L’ange noir de John Connolly (Pocket)

Depuis le temps que je dois lire un livre de John Connoly … eh bien … ce n’est pas moi qui l’ai lu. Voici donc un nouvel invité sur Black Novel, et pas n’importe quel invité. J’ai nommé Jean Dewilde. Rencontré, comme sa compatriote Foumette, sur un site dit social, ce jeune homme (ça va lui faire plaisir) dit ce qu’il a sur le cœur. Quand il aime, il sait le dire et bien. Quand il n’aime pas, il le dit aussi et avec des arguments de poids !

Bref, une grande gueule ? Pas du tout ! Bien que nous ne nous soyons pas encore rencontrés, je suis sûr que l’on s’entendrait bien … autour d’une bière belge bien sûr. Car c’est quelqu’un qui adore la littérature noire, qui adore en parler et qui adore la faire partager. Lui aussi, je le pousse à ouvrir son blog, car il m’épate quand il nous parle de ses lectures.

Pour ce roman ci, il n’a pas aimé. De grâce, lisez jusqu’au bout, et vous aurez envie de vous confronter à son avis, que vous trouverez généreux, je pense. Ma seule requête envers toi, Jean, c’est que j’aimerais que tu m’écrives un de tes avis dont tu as le secret sur un livre que tu as aimé. D’accord ? En attendant, voici la chronique de Jean:

Un ami polardeux m’a dit: « ce n’est pas le meilleur de Connolly ». Je le crois sur parole. En réalité, la quatrième de couverture résume les deux cents premières pages du livre qui en compte près de six cents et le prologue donne le ton global de l’ouvrage.
Si la lecture du prologue ne vous botte pas, n’allez pas plus loin. Cette recommandation tout à fait subjective s’adresse à un lectorat peu friand de fantastique. Je me suis baladé avec grand plaisir jusqu’à la page 197 à laquelle débute le chapitre 8 qui débute comme suit: « La petite ville de Sedlec se trouve à une cinquantaine de kilomètres de Prague. Rebuté par des faubourgs mornes, le voyageur sans curiosité ne daignera peut-être pas y faire halte… ».

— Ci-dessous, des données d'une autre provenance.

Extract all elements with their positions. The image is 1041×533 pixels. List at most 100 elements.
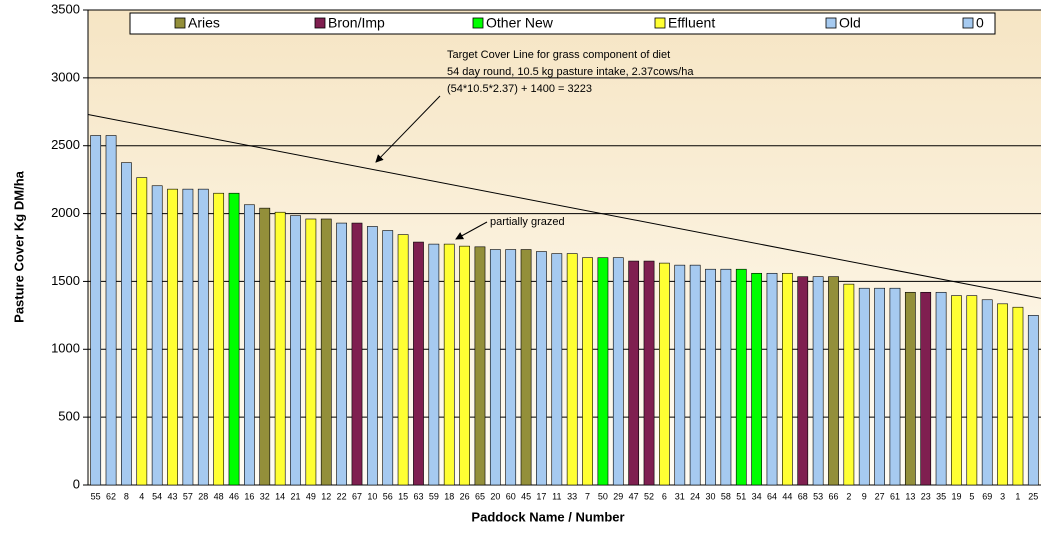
x-tick-label: 16 [244, 491, 254, 501]
bar [228, 192, 240, 486]
x-tick-label: 26 [460, 491, 470, 501]
bar [443, 243, 455, 486]
bar [981, 299, 993, 486]
x-tick-label: 20 [490, 491, 500, 501]
x-tick-label: 63 [413, 491, 423, 501]
x-tick-label: 56 [383, 491, 393, 501]
bar [474, 246, 486, 486]
x-tick-label: 47 [629, 491, 639, 501]
x-tick-label: 53 [813, 491, 823, 501]
x-axis-title: Paddock Name / Number [471, 509, 624, 524]
y-tick-label: 2000 [51, 205, 80, 220]
bar [105, 135, 117, 486]
bar [904, 291, 916, 486]
bar [828, 276, 839, 486]
bar [659, 262, 670, 486]
target-line [87, 114, 1041, 299]
x-tick-label: 55 [91, 491, 101, 501]
x-tick-label: 43 [168, 491, 178, 501]
x-tick-label: 19 [951, 491, 961, 501]
bar [735, 268, 747, 486]
bar [274, 211, 286, 486]
legend-swatch [472, 17, 484, 29]
x-tick-label: 18 [444, 491, 454, 501]
annotation: partially grazed [490, 216, 565, 228]
x-tick-label: 5 [969, 491, 974, 501]
bar [689, 264, 701, 486]
bar [536, 251, 547, 486]
x-tick-label: 1 [1015, 491, 1020, 501]
x-tick-label: 32 [260, 491, 270, 501]
y-tick-label: 2500 [51, 137, 80, 152]
x-tick-label: 9 [862, 491, 867, 501]
bar [1012, 306, 1024, 486]
x-tick-label: 59 [429, 491, 439, 501]
x-tick-label: 54 [152, 491, 162, 501]
legend-swatch [962, 17, 974, 29]
bar [951, 295, 962, 486]
bar [244, 204, 255, 486]
x-tick-label: 29 [613, 491, 623, 501]
x-tick-label: 52 [644, 491, 654, 501]
bar [612, 257, 624, 486]
bar [505, 249, 517, 486]
x-tick-label: 65 [475, 491, 485, 501]
legend-label: Aries [188, 15, 220, 31]
bar [397, 234, 409, 486]
bar [520, 249, 532, 486]
legend-label: Effluent [668, 15, 715, 31]
x-tick-label: 10 [367, 491, 377, 501]
x-tick-label: 68 [798, 491, 808, 501]
x-tick-label: 28 [198, 491, 208, 501]
bar [290, 215, 301, 486]
bar [843, 283, 855, 486]
bar [136, 177, 148, 486]
x-tick-label: 7 [585, 491, 590, 501]
bar [643, 260, 655, 486]
bar [1027, 315, 1039, 486]
bar [320, 218, 332, 486]
x-tick-label: 58 [721, 491, 731, 501]
x-tick-label: 27 [875, 491, 885, 501]
x-tick-label: 45 [521, 491, 531, 501]
y-axis-title: Pasture Cover Kg DM/ha [11, 170, 26, 322]
x-tick-label: 49 [306, 491, 316, 501]
bar [489, 249, 501, 486]
y-tick-label: 0 [73, 476, 80, 491]
bar [920, 291, 932, 486]
bar [305, 218, 317, 486]
x-tick-label: 22 [337, 491, 347, 501]
x-tick-label: 23 [921, 491, 931, 501]
x-tick-label: 66 [828, 491, 838, 501]
bar [797, 276, 809, 486]
bar [628, 260, 640, 486]
bar [889, 287, 901, 486]
bar [858, 287, 870, 486]
bar [720, 268, 732, 486]
x-tick-label: 25 [1028, 491, 1038, 501]
bar [997, 303, 1008, 486]
bar [121, 162, 132, 486]
x-tick-label: 4 [139, 491, 144, 501]
legend-label: Old [839, 15, 861, 31]
x-tick-label: 12 [321, 491, 331, 501]
x-tick-label: 50 [598, 491, 608, 501]
bar [197, 188, 209, 486]
legend-label: Bron/Imp [328, 15, 385, 31]
x-tick-label: 6 [662, 491, 667, 501]
y-tick-label: 1500 [51, 273, 80, 288]
bar [874, 287, 885, 486]
annotation: 54 day round, 10.5 kg pasture intake, 2.… [447, 66, 694, 78]
x-tick-label: 2 [846, 491, 851, 501]
bar [782, 272, 793, 486]
bar [674, 264, 686, 486]
x-tick-label: 62 [106, 491, 116, 501]
bar [351, 222, 363, 486]
x-tick-label: 14 [275, 491, 285, 501]
x-tick-label: 3 [1000, 491, 1005, 501]
x-tick-label: 8 [124, 491, 129, 501]
x-tick-label: 35 [936, 491, 946, 501]
x-tick-label: 13 [905, 491, 915, 501]
bar [566, 253, 578, 486]
bar [966, 295, 978, 486]
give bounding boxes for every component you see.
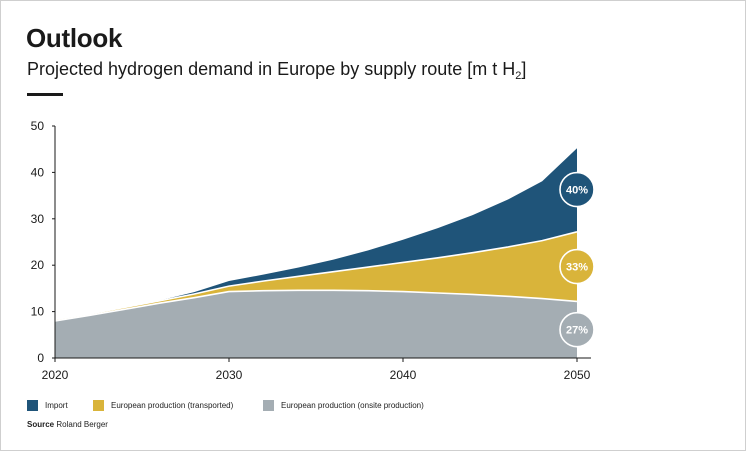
share-label-european-production-onsite-production: 27% xyxy=(566,325,588,337)
y-tick-label-0: 0 xyxy=(37,351,44,365)
chart-title: Outlook xyxy=(26,23,123,53)
source-text: Roland Berger xyxy=(56,420,108,429)
layer-separator-0 xyxy=(54,289,578,322)
y-tick-label-40: 40 xyxy=(31,165,45,179)
y-tick-label-50: 50 xyxy=(31,119,45,133)
share-badge-import xyxy=(559,171,595,208)
legend-item-import: Import xyxy=(27,400,93,411)
subtitle-end: ] xyxy=(521,59,527,79)
y-tick-label-30: 30 xyxy=(31,212,45,226)
source-label: Source xyxy=(27,420,55,429)
legend-label-transported: European production (transported) xyxy=(111,401,234,410)
share-label-european-production-transported: 33% xyxy=(566,262,588,274)
x-tick-label-2050: 2050 xyxy=(564,368,591,382)
x-tick-label-2030: 2030 xyxy=(216,368,243,382)
legend-swatch-onsite xyxy=(263,400,274,411)
legend-swatch-transported xyxy=(93,400,104,411)
x-tick-label-2040: 2040 xyxy=(390,368,417,382)
area-european-production-onsite-production xyxy=(55,290,577,358)
share-badge-european-production-onsite-production xyxy=(559,311,595,348)
legend-item-transported: European production (transported) xyxy=(93,400,263,411)
area-import xyxy=(55,148,577,320)
legend-label-import: Import xyxy=(45,401,68,410)
legend-label-onsite: European production (onsite production) xyxy=(281,401,424,410)
layer-separator-1 xyxy=(54,231,578,321)
y-tick-label-20: 20 xyxy=(31,258,45,272)
legend-item-onsite: European production (onsite production) xyxy=(263,400,424,411)
legend-swatch-import xyxy=(27,400,38,411)
share-label-import: 40% xyxy=(566,185,588,197)
x-tick-label-2020: 2020 xyxy=(42,368,69,382)
subtitle-subscript: 2 xyxy=(515,70,522,82)
title-underline xyxy=(27,93,63,96)
share-badge-european-production-transported xyxy=(559,248,595,285)
legend: Import European production (transported)… xyxy=(27,400,424,411)
y-tick-label-10: 10 xyxy=(31,305,45,319)
chart-subtitle: Projected hydrogen demand in Europe by s… xyxy=(27,59,526,82)
source-note: Source Roland Berger xyxy=(27,420,108,429)
subtitle-text: Projected hydrogen demand in Europe by s… xyxy=(27,59,516,79)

Choc et choix: soit je refermais le livre sans autre forme de procès, soit je me plongeais dans l’histoire du Royaume de Bohême en plein Moyen Age. J’ai accepté le défi à mon corps consentant.

Ange noirJ’ai pris soin de vérifier la véracité de ce qui m’était conté; je me suis familiarisé avec un vocabulaire qui ne fait pas partie de mon patrimoine verbal quotidien (ossuaire, ostensoir, brigantine, tassette, église conventuelle…) et je me suis intéressé de près aux frères lais, aux guerres hussites, au livre d’Enoch, aux anges déchus, aux Croyants.

Bien m’en prit car si vous escamotez ces pans d’histoire, vous ne comprendrez plus grand-chose à l’intrigue. Il est entendu que Connolly ne les a pas écrits pour le seul plaisir d’allonger son ouvrage. Ils ont tous leur raison d’être.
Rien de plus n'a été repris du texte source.